Mais adiante, em 1978, num contexto de contínua redução da cooperação tradicional Norte-Sul, as Nações Unidas elaborarm o “Plano de Ação de Buenos Aires” – um marco da cooperação técnica entre os países em desenvolvimento. O olhar dos países do Sul se volta para eles mesmos. O Brasil, por exemplo, através da Agência Brasileira de Cooperação passa a cooperar mais com os países da América Latina. O objetivo desse órgão é coordenar, negociar, aprovar, acompanhar e avaliar a cooperação para o desenvolvimento, em todas as áreas do conhecimento, recebida de outros países e organismos internacionais.
É necessário mais que isso. É fundamental a união dos povos do Sul e o surgimento, dispersão, conhecimento de iniciativas próprias para superação de um conjunto de desafios ao seu desenvolvimento. Mas essa relação deve ir além dos interesses econômicos. Ela deve considerar as culturas dos distintos povos e reconhecer que as sociedades de todos os países, ainda que semelhantes, são distintas. Línguas, comidas, costumes, ritmos de vida, crenças, relações pessoais e sociais entre várias outros aspectos concorrem para a construção de um desenvolvimento próprio.

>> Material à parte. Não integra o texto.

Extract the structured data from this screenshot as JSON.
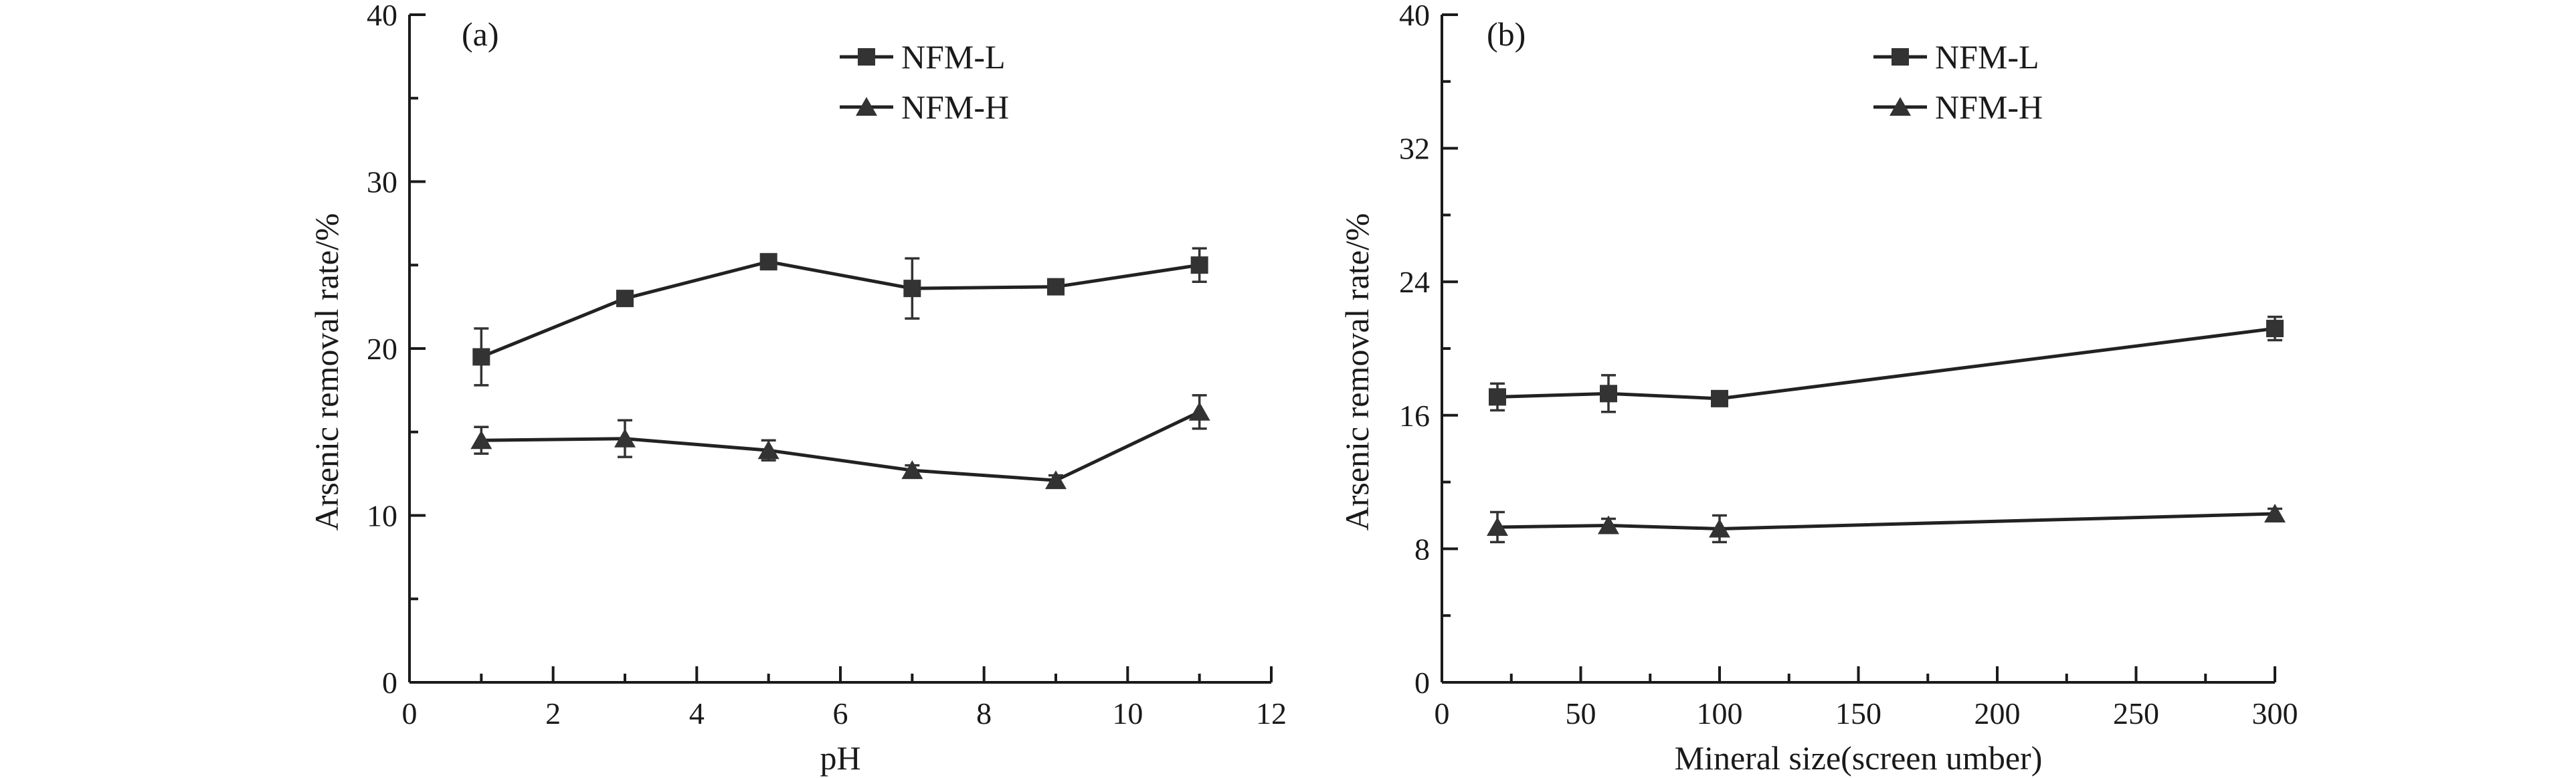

Nessa perspectiva, a cooperação sul – sul, como tem sido chamada, deve ser experienciada como uma importante chave na luta pelo direito ao desenvolvimento, uma vez que existe a proximidade cultural e coincidência nos problemas sociais. Ela é mais do que uma estratégia, é uma necessidade em termos políticos, sociais, econômicos e culturais. Baseada uma relação de reconhecimento e respeito, a cooperação Sul – Sul possibilita o planejamento e a execução de ações mais criativas e eficazes ano combate aos problemas locais, visando ao alcance de estágios de desenvolvimento capazes de reconhecer as pessoas como dignas, livres e iguais nos distintos aspectos e processos que marcam a desigualdade cultural e a igualdade no acesso ao exercício de direitos humanos.

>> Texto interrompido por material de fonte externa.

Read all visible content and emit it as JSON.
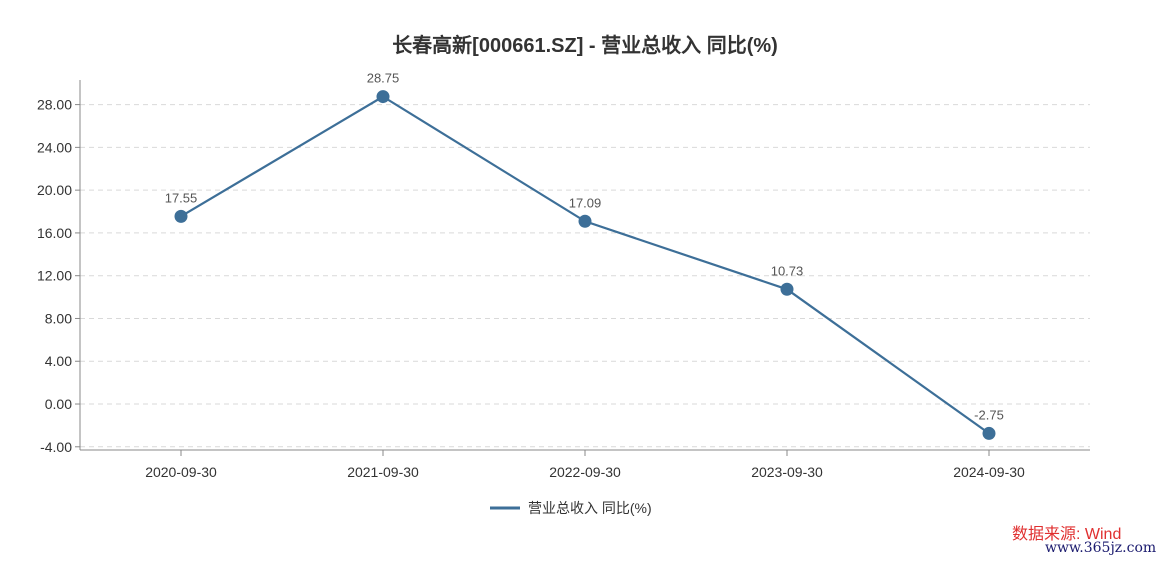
{
  "chart_data": {
    "type": "line",
    "title": "长春高新[000661.SZ] - 营业总收入 同比(%)",
    "categories": [
      "2020-09-30",
      "2021-09-30",
      "2022-09-30",
      "2023-09-30",
      "2024-09-30"
    ],
    "series": [
      {
        "name": "营业总收入 同比(%)",
        "values": [
          17.55,
          28.75,
          17.09,
          10.73,
          -2.75
        ]
      }
    ],
    "data_labels": [
      "17.55",
      "28.75",
      "17.09",
      "10.73",
      "-2.75"
    ],
    "y_ticks": [
      -4,
      0,
      4,
      8,
      12,
      16,
      20,
      24,
      28
    ],
    "y_tick_labels": [
      "-4.00",
      "0.00",
      "4.00",
      "8.00",
      "12.00",
      "16.00",
      "20.00",
      "24.00",
      "28.00"
    ],
    "ylim": [
      -4.3,
      30.3
    ],
    "xlabel": "",
    "ylabel": "",
    "grid": true,
    "legend_position": "bottom-center",
    "colors": {
      "line": "#3d6f98",
      "grid": "#d9d9d9",
      "axis": "#888888"
    }
  },
  "source_text": "数据来源: Wind",
  "watermark_text": "www.365jz.com"
}
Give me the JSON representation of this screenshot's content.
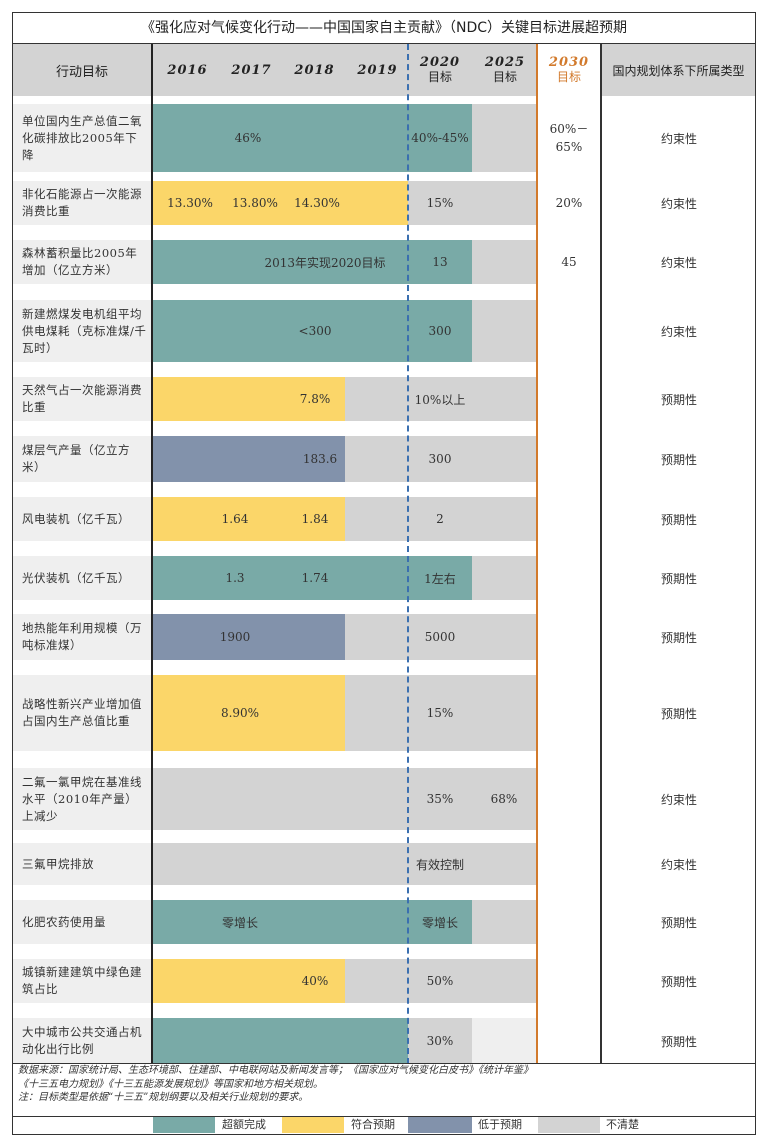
{
  "title": "《强化应对气候变化行动——中国国家自主贡献》（NDC）关键目标进展超预期",
  "headers": {
    "action": "行动目标",
    "y2016": "2016",
    "y2017": "2017",
    "y2018": "2018",
    "y2019": "2019",
    "t2020a": "2020",
    "t2020b": "目标",
    "t2025a": "2025",
    "t2025b": "目标",
    "t2030a": "2030",
    "t2030b": "目标",
    "type": "国内规划体系下所属类型"
  },
  "colors": {
    "exceeded": "#79aaa7",
    "meets": "#fbd669",
    "below": "#8292ab",
    "unclear": "#d3d3d3"
  },
  "rows": [
    {
      "label": "单位国内生产总值二氧化碳排放比2005年下降",
      "v1": "46%",
      "v2020": "40%-45%",
      "v2025": "",
      "v2030": "60%－65%",
      "type": "约束性"
    },
    {
      "label": "非化石能源占一次能源消费比重",
      "v2016": "13.30%",
      "v2017": "13.80%",
      "v2018": "14.30%",
      "v2020": "15%",
      "v2030": "20%",
      "type": "约束性"
    },
    {
      "label": "森林蓄积量比2005年增加（亿立方米）",
      "v1": "2013年实现2020目标",
      "v2020": "13",
      "v2030": "45",
      "type": "约束性"
    },
    {
      "label": "新建燃煤发电机组平均供电煤耗（克标准煤/千瓦时）",
      "v1": "<300",
      "v2020": "300",
      "type": "约束性"
    },
    {
      "label": "天然气占一次能源消费比重",
      "v1": "7.8%",
      "v2020": "10%以上",
      "type": "预期性"
    },
    {
      "label": "煤层气产量（亿立方米）",
      "v1": "183.6",
      "v2020": "300",
      "type": "预期性"
    },
    {
      "label": "风电装机（亿千瓦）",
      "v2016": "1.64",
      "v2018": "1.84",
      "v2020": "2",
      "type": "预期性"
    },
    {
      "label": "光伏装机（亿千瓦）",
      "v2016": "1.3",
      "v2018": "1.74",
      "v2020": "1左右",
      "type": "预期性"
    },
    {
      "label": "地热能年利用规模（万吨标准煤）",
      "v1": "1900",
      "v2020": "5000",
      "type": "预期性"
    },
    {
      "label": "战略性新兴产业增加值占国内生产总值比重",
      "v1": "8.90%",
      "v2020": "15%",
      "type": "预期性"
    },
    {
      "label": "二氟一氯甲烷在基准线水平（2010年产量）上减少",
      "v2020": "35%",
      "v2025": "68%",
      "type": "约束性"
    },
    {
      "label": "三氟甲烷排放",
      "v2020": "有效控制",
      "type": "约束性"
    },
    {
      "label": "化肥农药使用量",
      "v1": "零增长",
      "v2020": "零增长",
      "type": "预期性"
    },
    {
      "label": "城镇新建建筑中绿色建筑占比",
      "v1": "40%",
      "v2020": "50%",
      "type": "预期性"
    },
    {
      "label": "大中城市公共交通占机动化出行比例",
      "v2020": "30%",
      "type": "预期性"
    }
  ],
  "source": {
    "line1": "数据来源：国家统计局、生态环境部、住建部、中电联网站及新闻发言等；《国家应对气候变化白皮书》《统计年鉴》",
    "line2": "《十三五电力规划》《十三五能源发展规划》等国家和地方相关规划。",
    "line3": "注：目标类型是依据“十三五”规划纲要以及相关行业规划的要求。"
  },
  "legend": {
    "exceeded": "超额完成",
    "meets": "符合预期",
    "below": "低于预期",
    "unclear": "不清楚"
  }
}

A cooperação Sul – Sul também é uma importante estratégia para o trabalho das organizações não-governamentais, movimentos sociais, fóruns, plataformas entre outras entidades criadas para responder às crises humanitárias, lutar por processos de desenvolvimento justo e sustentável e defender os direitos humanos. A articulação internacional entre as entidades mencionadas, aliada a outras estratégias e competencias pessoais e profissionais, amplia as vozes de reivindicação por garantia e efetivação de direito, facilita a busca de recursos e realização de projetos e ações, promove integração cultural, possibilita a disseminação de estudos e pesquisas, facilita a interlocução com instituições governamentais locais ou mundiais com enfoque na denúncia ou proposta de novas políticas.

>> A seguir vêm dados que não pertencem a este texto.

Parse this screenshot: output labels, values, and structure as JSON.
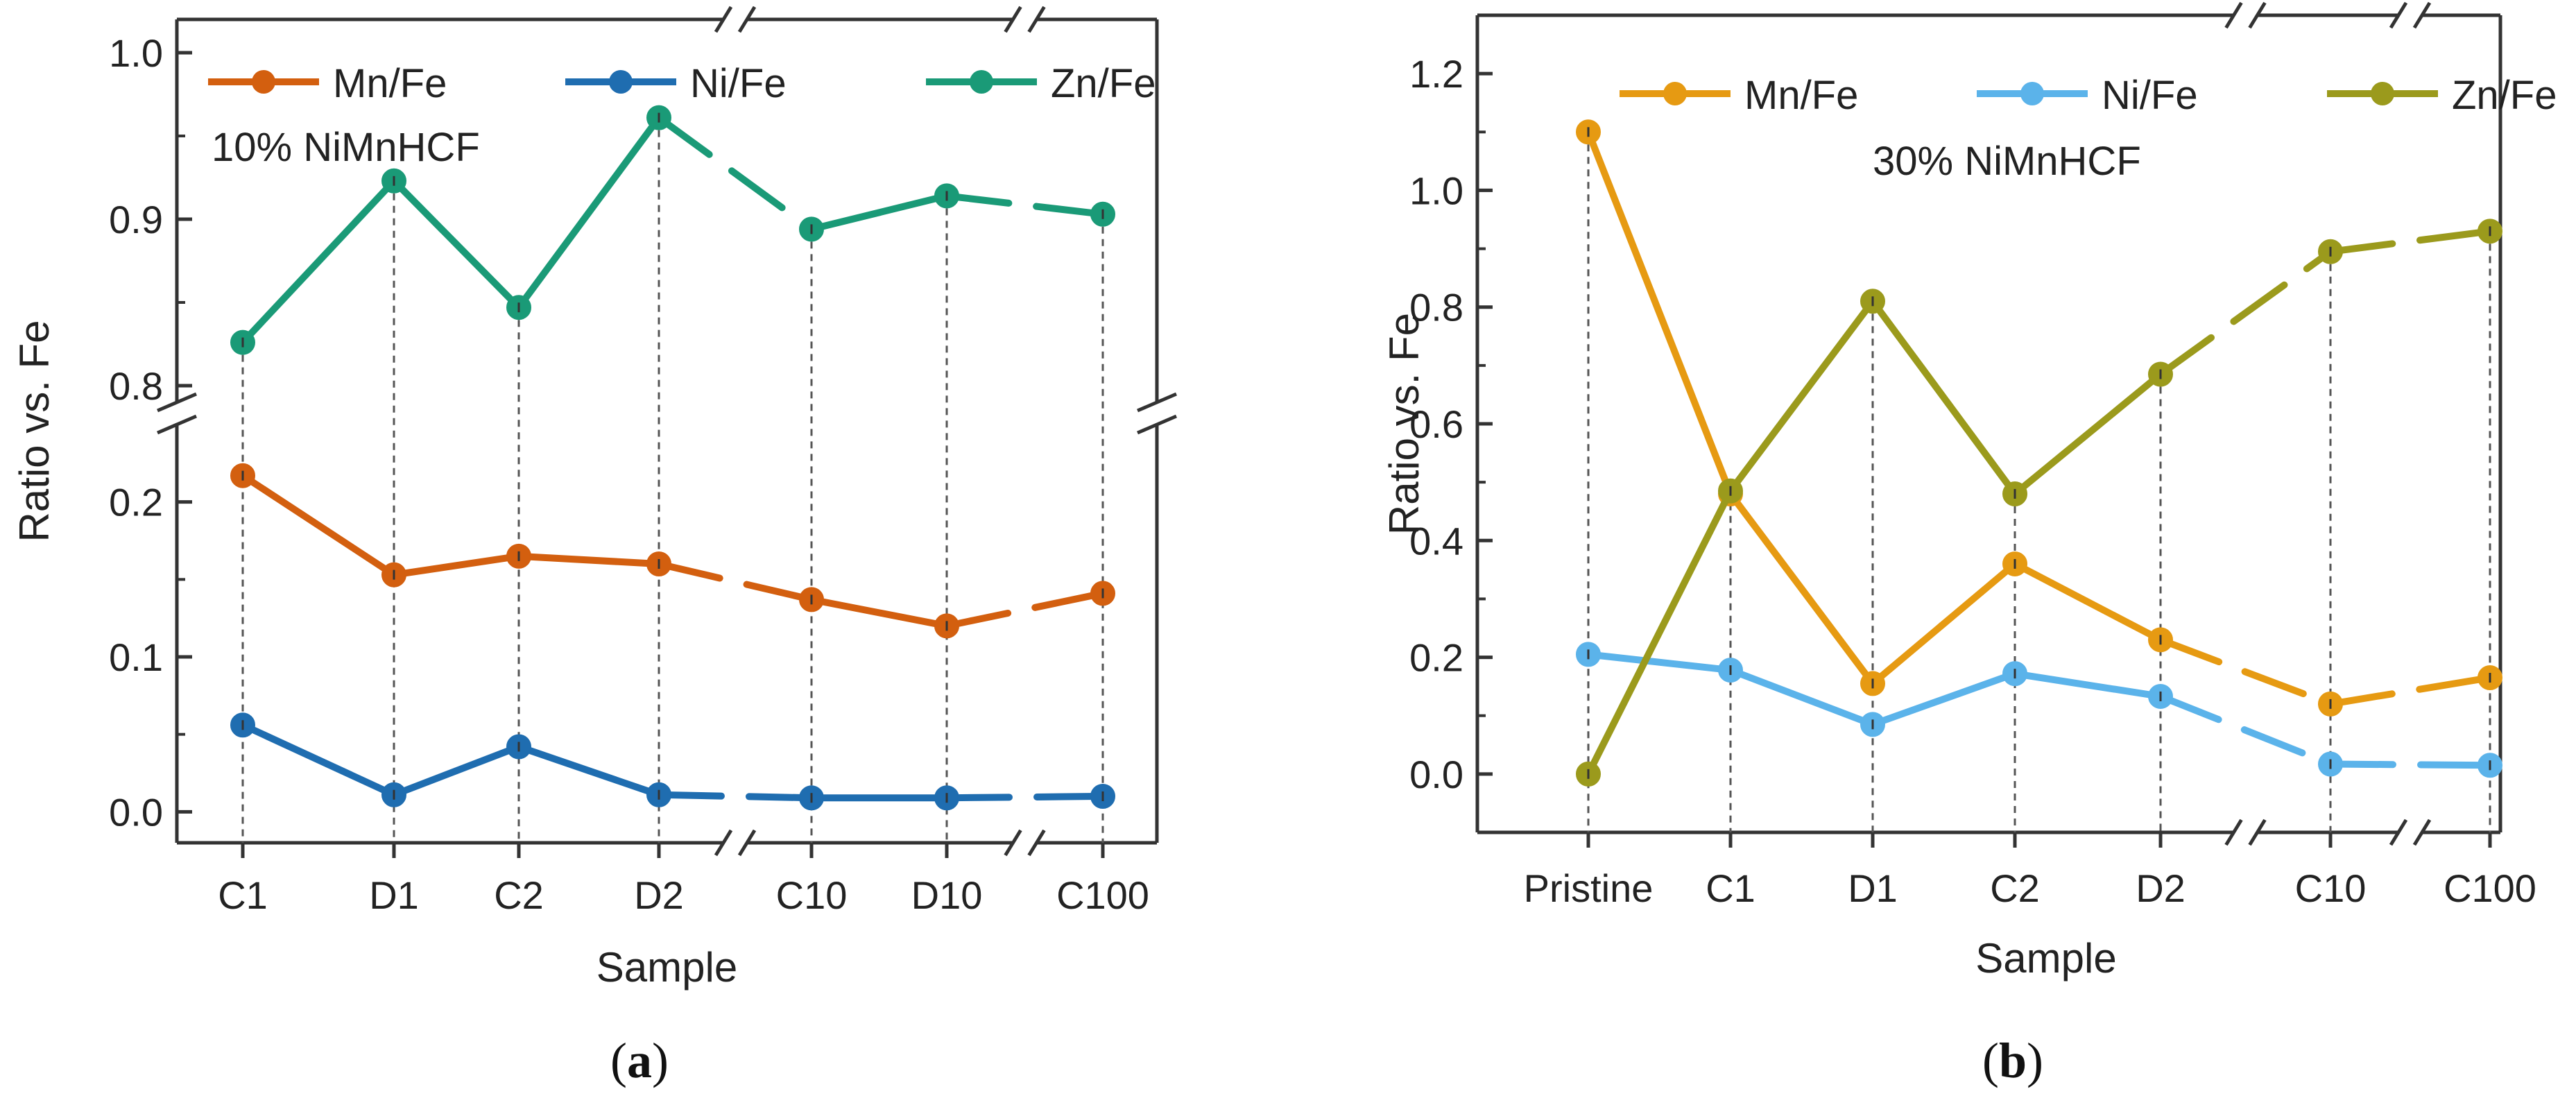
{
  "chart_data": [
    {
      "type": "line",
      "panel": "a",
      "annotation": "10% NiMnHCF",
      "xlabel": "Sample",
      "ylabel": "Ratio vs. Fe",
      "categories": [
        "C1",
        "D1",
        "C2",
        "D2",
        "C10",
        "D10",
        "C100"
      ],
      "y_axis_break": {
        "lower_range": [
          -0.02,
          0.25
        ],
        "upper_range": [
          0.79,
          1.02
        ]
      },
      "x_axis_breaks_after": [
        "D2",
        "D10"
      ],
      "lower_yticks": [
        "0.0",
        "0.1",
        "0.2"
      ],
      "upper_yticks": [
        "0.8",
        "0.9",
        "1.0"
      ],
      "series": [
        {
          "name": "Mn/Fe",
          "color": "#d35f0f",
          "values": [
            0.217,
            0.153,
            0.165,
            0.16,
            0.137,
            0.12,
            0.141
          ]
        },
        {
          "name": "Ni/Fe",
          "color": "#1f6db0",
          "values": [
            0.056,
            0.011,
            0.042,
            0.011,
            0.009,
            0.009,
            0.01
          ]
        },
        {
          "name": "Zn/Fe",
          "color": "#1a9a77",
          "values": [
            0.826,
            0.923,
            0.847,
            0.961,
            0.894,
            0.914,
            0.903
          ]
        }
      ]
    },
    {
      "type": "line",
      "panel": "b",
      "annotation": "30% NiMnHCF",
      "xlabel": "Sample",
      "ylabel": "Ratio vs. Fe",
      "categories": [
        "Pristine",
        "C1",
        "D1",
        "C2",
        "D2",
        "C10",
        "C100"
      ],
      "ylim": [
        -0.1,
        1.3
      ],
      "yticks": [
        "0.0",
        "0.2",
        "0.4",
        "0.6",
        "0.8",
        "1.0",
        "1.2"
      ],
      "x_axis_breaks_after": [
        "D2",
        "C10"
      ],
      "series": [
        {
          "name": "Mn/Fe",
          "color": "#e69a12",
          "values": [
            1.1,
            0.48,
            0.155,
            0.36,
            0.23,
            0.12,
            0.165
          ]
        },
        {
          "name": "Ni/Fe",
          "color": "#5bb3ea",
          "values": [
            0.205,
            0.178,
            0.085,
            0.172,
            0.133,
            0.017,
            0.015
          ]
        },
        {
          "name": "Zn/Fe",
          "color": "#9b9a1c",
          "values": [
            0.0,
            0.485,
            0.81,
            0.48,
            0.685,
            0.895,
            0.93
          ]
        }
      ]
    }
  ],
  "panel_labels": {
    "a": "a",
    "b": "b"
  }
}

A partir do momento em que tais organizações criam uma relação de cooperação com vistas ao desenvolvimento justo e sustentável, elas reconhecem a co-existiencia de diversas experiências e se faz presente não pela imposição ou retórica, mas sim pela argumentação. Elas dão visibilidade ao fato de que as totalidades são feitas de heterogeneidade e que cada parte tem vida própria. Nessa perspectiva, a atuação dessas entidades produzem o aprofundamento da compreensão das relações de poder, da radicalização das lutas e ainda colocam em evidência o princípio de incompletude, que é a chave para o diálogo, reconhecimento e construção de conhecimentos.